Words from Dic(tionary)
Ahoy: (exclam.) a call used in announcing the sighting of land from a ship.
Perhaps if I had lived during the time of the Spanish Armada, I would have appreciated the word much more.
Even if I had been an extra in a Gilbert and Sullivan opera, like the H.M.S. Pinafore, this term would have had great significance.
But the word “ahoy” to me, only conjures an association with chips–a delicious cookie I never purchase anymore for fear of overdosing, and being found dead in a puddle of my own milk.
Yes. “Ahoy” has been ruined by Nabisco. Chips Ahoy.
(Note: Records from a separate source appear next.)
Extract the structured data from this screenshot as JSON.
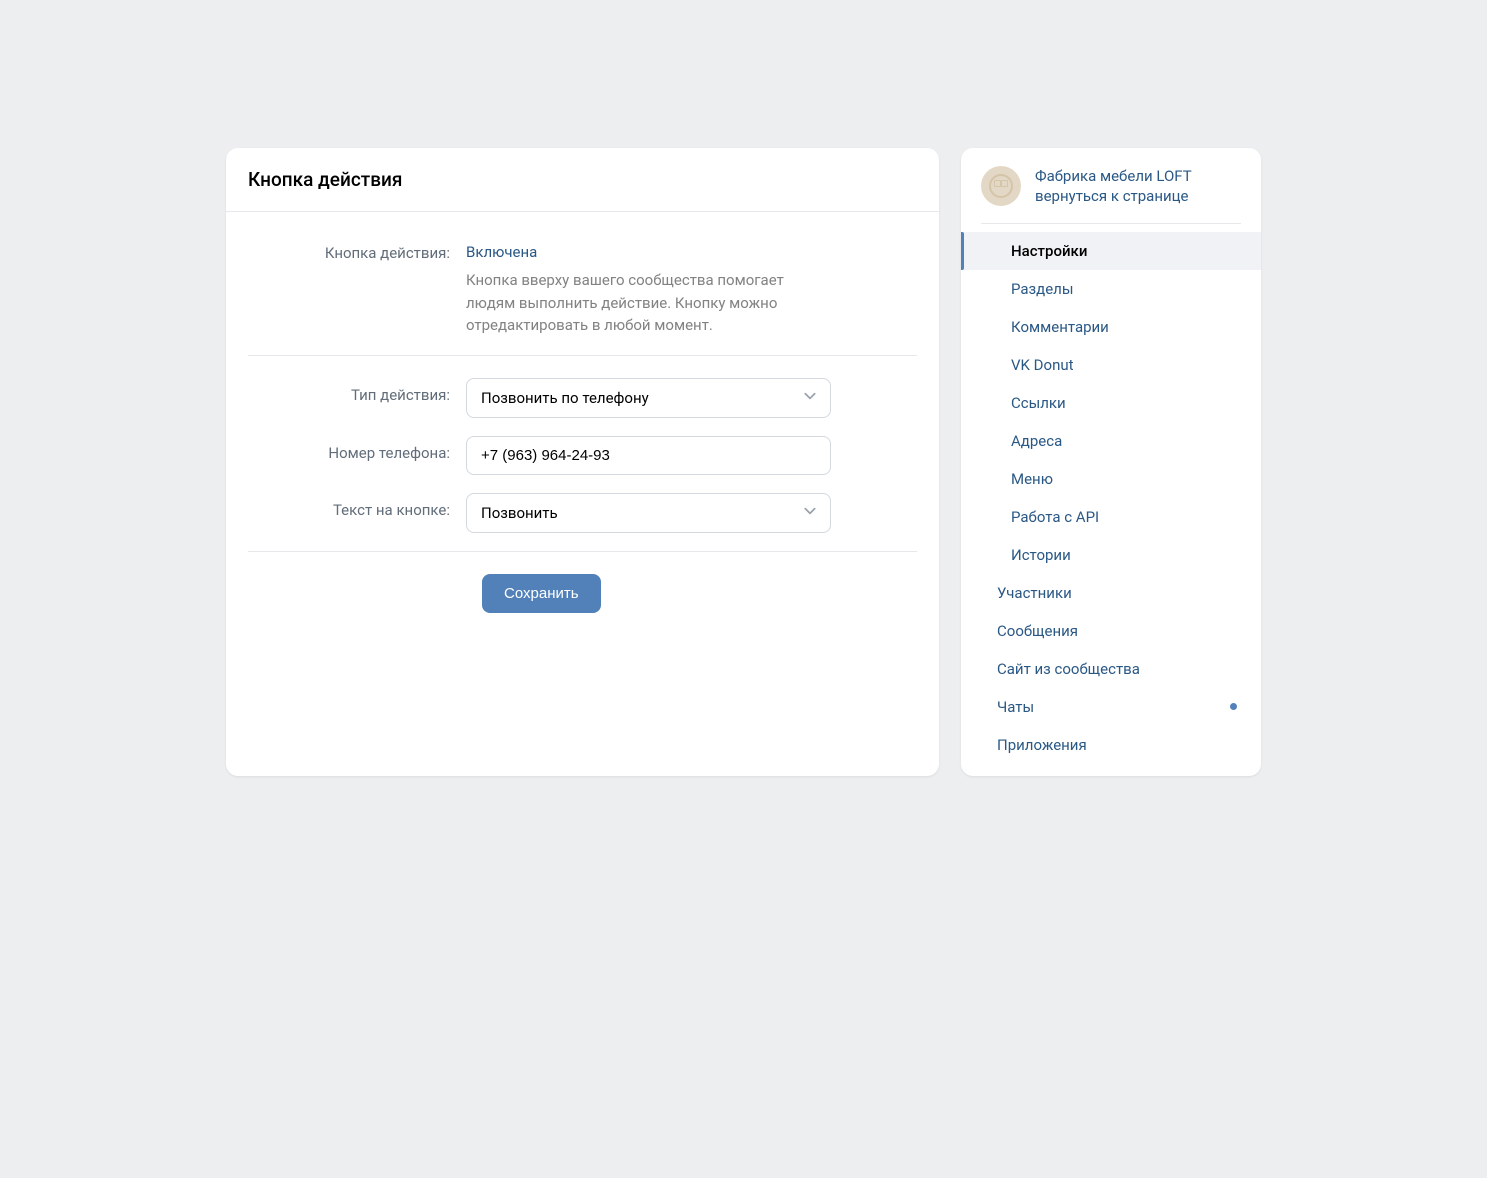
{
  "main": {
    "title": "Кнопка действия",
    "fields": {
      "status_label": "Кнопка действия:",
      "status_value": "Включена",
      "description": "Кнопка вверху вашего сообщества помогает людям выполнить действие. Кнопку можно отредактировать в любой момент.",
      "action_type_label": "Тип действия:",
      "action_type_value": "Позвонить по телефону",
      "phone_label": "Номер телефона:",
      "phone_value": "+7 (963) 964-24-93",
      "button_text_label": "Текст на кнопке:",
      "button_text_value": "Позвонить"
    },
    "save_label": "Сохранить"
  },
  "sidebar": {
    "community_name": "Фабрика мебели LOFT",
    "back_label": "вернуться к странице",
    "nav": {
      "settings": "Настройки",
      "sections": "Разделы",
      "comments": "Комментарии",
      "vkdonut": "VK Donut",
      "links": "Ссылки",
      "addresses": "Адреса",
      "menu": "Меню",
      "api": "Работа с API",
      "stories": "Истории",
      "members": "Участники",
      "messages": "Сообщения",
      "website": "Сайт из сообщества",
      "chats": "Чаты",
      "apps": "Приложения"
    }
  }
}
It is not a word of salty brine and billowing sails, but rather, cookies lined up, carefully broken in half to create dipping possibilities in my every-clumping milk products.
It hardly seems fair. And I really can’t recommend it.
I think we have to stop with the word “ahoy” and cease to taint perfectly good units of the language by limiting them to the consumption of food products.
- For instance, I’m against “Alleluia Crackers.”
- I don’t think we should manufacture “Jesus Hotdogs.”
- And it is completely out of the question to put on tap “Loyalty Beer.”
Is there nothing sacred?
So my apologies to those who have sailed the seven seas, but my “ahoy” has to come in chocolate bits … or maybe even peanut butter.